Carla Williams raised a daughter her way – a comfortable North County home, elementary and middle school at Solana Beach's Santa Fe Christian where, according to its credo, “the Bible is the standard upon which the educational program is based,” and acting classes at the “family entertainment ” - oriented Christian Youth Theater.
By the time her precociously talented daughter reached ninth grade, Williams was driving her north on Interstate 5 to Hollywood nearly every day for auditions.
Now, Michelle Williams is 25, a mom herself and an Academy Award nominee in the supporting actress category for “Brokeback Mountain,” which earned eight Oscar nods in all. The ceremony will be broadcast at 5 p.m. Sunday on KGTV/Channel 10.
A provocative film about two cowboys in Wyoming whose friendship becomes a romance, “Brokeback Mountain” is a long way from the rigorous religious precepts of Santa Fe Christian and the G-rated productions of “The Sound of Music” at CYT. Nevertheless, Carla Williams is ecstatic about her daughter's success: “She's sweet, she has a heart, I'm so proud of her.”
Not so proud is Santa Fe Christian headmaster Jim Hopson. “We don't want to have anything to do with her in relation to that movie,” said Hopson, who turned down a request from a Union-Tribune reporter to visit the school and chat with students about the movies and one of their own being up for an Academy Award.
“Michelle doesn't represent the values of this institution. We would not approve of her movies and TV shows (including the teen drama “Dawson's Creek”). We'd not like to be tied to 'Brokeback Mountain.'
“I hope we offered her something in life. But she made the kinds of choices of which we wouldn't approve. 'Brokeback Mountain' basically promotes a lifestyle we don't promote. It's not the word of God.”
Carla Williams was nestled in an office at Christian Community Theater 's headquarters in El Cajon (CYT is a component of CCT) with her friends Sheryl and Paul Russell, who founded the organization 25 years ago. They listened quietly as Hopson's words were read to them.
Michelle Williams received an Oscar nod for her work in "Brokeback Mountain."
“He never knew her,” said Williams, with a lovingly assembled scrapbook of Michelle in front of her. “For some people, 'Brokeback Mountain' is difficult. He has the right to his opinion.”
Some Santa Fe Christian staff and faculty members, Williams said, have called to congratulate her and Michelle. One longtime school employee told her, “You tell Michelle how much I love her.”

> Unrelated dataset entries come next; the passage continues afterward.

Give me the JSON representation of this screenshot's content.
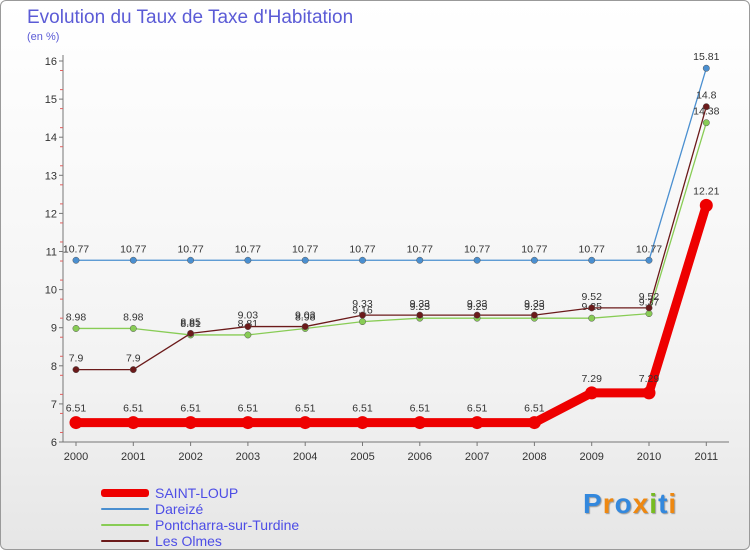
{
  "chart_data": {
    "type": "line",
    "title": "Evolution du Taux de Taxe d'Habitation",
    "unit_label": "(en %)",
    "x": [
      "2000",
      "2001",
      "2002",
      "2003",
      "2004",
      "2005",
      "2006",
      "2007",
      "2008",
      "2009",
      "2010",
      "2011"
    ],
    "y_ticks": [
      6,
      7,
      8,
      9,
      10,
      11,
      12,
      13,
      14,
      15,
      16
    ],
    "ylim": [
      6,
      16
    ],
    "series": [
      {
        "name": "Dareizé",
        "color": "#4a8fd0",
        "values": [
          10.77,
          10.77,
          10.77,
          10.77,
          10.77,
          10.77,
          10.77,
          10.77,
          10.77,
          10.77,
          10.77,
          15.81
        ],
        "labels": [
          "10.77",
          "10.77",
          "10.77",
          "10.77",
          "10.77",
          "10.77",
          "10.77",
          "10.77",
          "10.77",
          "10.77",
          "10.77",
          "15.81"
        ]
      },
      {
        "name": "Pontcharra-sur-Turdine",
        "color": "#88cc55",
        "values": [
          8.98,
          8.98,
          8.81,
          8.81,
          8.98,
          9.16,
          9.25,
          9.25,
          9.25,
          9.25,
          9.37,
          14.38
        ],
        "labels": [
          "8.98",
          "8.98",
          "8.81",
          "8.81",
          "8.98",
          "9.16",
          "9.25",
          "9.25",
          "9.25",
          "9.25",
          "9.37",
          "14.38"
        ]
      },
      {
        "name": "Les Olmes",
        "color": "#6b1a1a",
        "values": [
          7.9,
          7.9,
          8.85,
          9.03,
          9.03,
          9.33,
          9.33,
          9.33,
          9.33,
          9.52,
          9.52,
          14.8
        ],
        "labels": [
          "7.9",
          "7.9",
          "8.85",
          "9.03",
          "9.03",
          "9.33",
          "9.33",
          "9.33",
          "9.33",
          "9.52",
          "9.52",
          "14.8"
        ]
      },
      {
        "name": "SAINT-LOUP",
        "color": "#ee0000",
        "values": [
          6.51,
          6.51,
          6.51,
          6.51,
          6.51,
          6.51,
          6.51,
          6.51,
          6.51,
          7.29,
          7.29,
          12.21
        ],
        "labels": [
          "6.51",
          "6.51",
          "6.51",
          "6.51",
          "6.51",
          "6.51",
          "6.51",
          "6.51",
          "6.51",
          "7.29",
          "7.29",
          "12.21"
        ]
      }
    ],
    "legend": [
      {
        "name": "SAINT-LOUP",
        "color": "#ee0000"
      },
      {
        "name": "Dareizé",
        "color": "#4a8fd0"
      },
      {
        "name": "Pontcharra-sur-Turdine",
        "color": "#88cc55"
      },
      {
        "name": "Les Olmes",
        "color": "#6b1a1a"
      }
    ]
  },
  "logo": {
    "text": "Proxiti",
    "colors": [
      "#3388dd",
      "#ee8811",
      "#3388dd",
      "#ee8811",
      "#77bb22",
      "#3388dd",
      "#ee8811"
    ]
  }
}
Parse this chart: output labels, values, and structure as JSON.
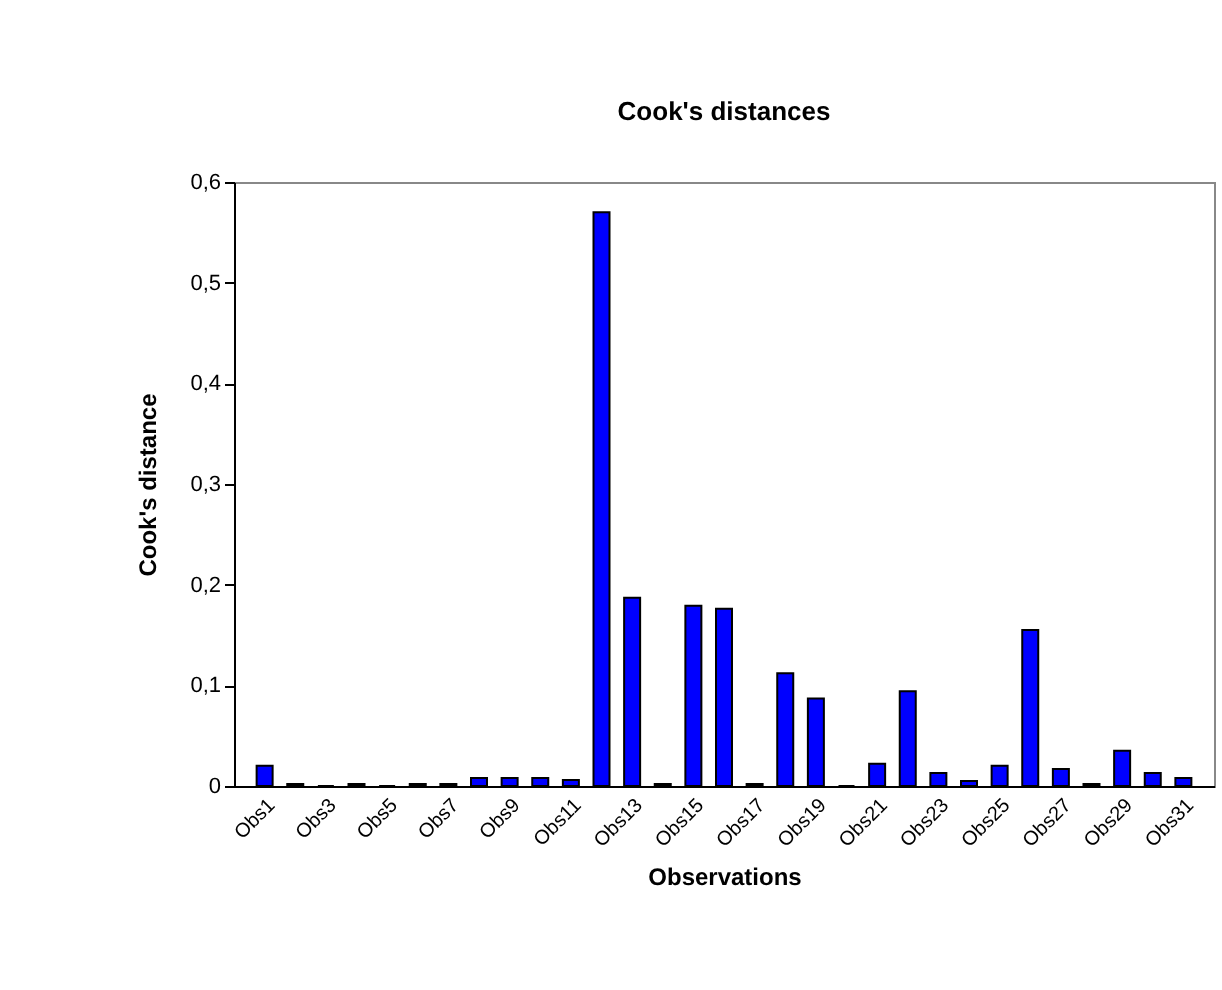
{
  "chart_data": {
    "type": "bar",
    "title": "Cook's distances",
    "xlabel": "Observations",
    "ylabel": "Cook's distance",
    "categories": [
      "Obs1",
      null,
      "Obs3",
      null,
      "Obs5",
      null,
      "Obs7",
      null,
      "Obs9",
      null,
      "Obs11",
      null,
      "Obs13",
      null,
      "Obs15",
      null,
      "Obs17",
      null,
      "Obs19",
      null,
      "Obs21",
      null,
      "Obs23",
      null,
      "Obs25",
      null,
      "Obs27",
      null,
      "Obs29",
      null,
      "Obs31"
    ],
    "values": [
      0.02,
      0.002,
      0,
      0.002,
      0,
      0.002,
      0.002,
      0.008,
      0.008,
      0.008,
      0.006,
      0.57,
      0.187,
      0.002,
      0.179,
      0.176,
      0.002,
      0.112,
      0.087,
      0,
      0.022,
      0.094,
      0.013,
      0.005,
      0.02,
      0.155,
      0.017,
      0.002,
      0.035,
      0.013,
      0.008
    ],
    "color": "#0000ff",
    "ylim": [
      0,
      0.6
    ],
    "yticks": [
      {
        "value": 0,
        "label": "0"
      },
      {
        "value": 0.1,
        "label": "0,1"
      },
      {
        "value": 0.2,
        "label": "0,2"
      },
      {
        "value": 0.3,
        "label": "0,3"
      },
      {
        "value": 0.4,
        "label": "0,4"
      },
      {
        "value": 0.5,
        "label": "0,5"
      },
      {
        "value": 0.6,
        "label": "0,6"
      }
    ],
    "grid": false
  }
}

Carla Williams can deal with her daughter's critics. “I know her heart, her kind soul,” she said. “Nothing she's done as an actress has bothered me.”
Williams, 50, is wary of the media. She was incensed at a snarky caption with a photo that the Union-Tribune ran in January of Michelle's dress in its Golden Globes coverage. It said, “Hits and Misses – Color, Bad: Michelle Williams flopped in a crinkled, tiered purple prairie gown gone wrong.”
“Of all things, why did they have to criticize her dress?” she said. “Who cares what somebody looks like? It's what's in their soul, their goodness, that's important. I saw my daughter that night. She was a princess.”
She'll also see her daughter on Oscar night, baby-sitting 4-month-old Matilda, while Michelle and fiancé Heath Ledger (nominated for “Brokeback Mountain” in the actor category) attend the ceremony in Los Angeles.
“I get the best job,” Grandma Williams said.